LA STORIA – Da Gaza a Roma, storia di un abbraccio
Tamar Herzig è una storica israeliana specializzata in storia del Rinascimento, da oltre un anno impegnata nella denuncia dei silenzi di parte del femminismo anche italiano sugli orrori del 7 ottobre. La sua impressione è che sugli stupri di donne israeliane da parte di Hamas sia da subito «calato un silenzio profondo» e che in Italia l’ipocrisia nel merito sia «più forte che altrove». Ma Herzig è anche la madre di un giovane ragazzo, figlio unico, impegnato per settimane come investigatore di polizia al confine con la Striscia di Gaza. «I primi venti giorni post-7 ottobre li ho trascorsi nell’angoscia, di fatto in stato d’insonnia permanente», racconta la studiosa, omaggiata lo scorso dicembre con il premio Fiuggi Storia Europa per il suo lavoro di ricerca ma anche «per l’importanza del suo impegno a difesa della dignità e dei diritti delle donne».
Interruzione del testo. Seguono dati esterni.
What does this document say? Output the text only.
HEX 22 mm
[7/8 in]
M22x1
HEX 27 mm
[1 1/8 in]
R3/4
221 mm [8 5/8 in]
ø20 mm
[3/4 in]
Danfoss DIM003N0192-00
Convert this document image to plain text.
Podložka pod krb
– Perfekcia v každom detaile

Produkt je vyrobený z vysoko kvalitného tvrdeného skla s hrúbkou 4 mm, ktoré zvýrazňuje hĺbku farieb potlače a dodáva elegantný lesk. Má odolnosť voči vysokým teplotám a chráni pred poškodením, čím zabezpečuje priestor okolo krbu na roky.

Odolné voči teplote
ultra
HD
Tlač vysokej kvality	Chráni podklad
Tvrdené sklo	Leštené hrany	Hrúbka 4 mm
Alcune settimane dopo il pogrom di Hamas, nei giorni più drammatici dell’invasione militare a Gaza, il figlio ha bussato alla porta di casa. E l’angoscia ha lasciato spazio alle lacrime di emozione e a uno struggente abbraccio madre-figlio, immortalato in una foto che Herzig ha trasmesso a una sua amica e collega italiana. Il suo nome è Michaela Valente, insegna alla facoltà di Scienze politiche dell’Università La Sapienza di Roma «ed è stata una delle poche, dopo il 7 ottobre, a mostrarsi solidale in campo accademico: merce rara di questi tempi». Ma Valente ha fatto di più. Ha mostrato la foto a sua madre, l’artista Maria Rosaria Pistello, che dalla foto ha ricavato di recente una piccola scultura. Herzig non ha ancora avuto modo di vederla di persona «ma la prossima volta che sarò a Roma mi precipiterò da loro per farlo». Pure in questo caso, verosimilmente, un abbraccio aprirà l’incontro. «L’orrore intorno a noi può essere sconfitto», sottolinea Herzig. «Anche con positività e amore».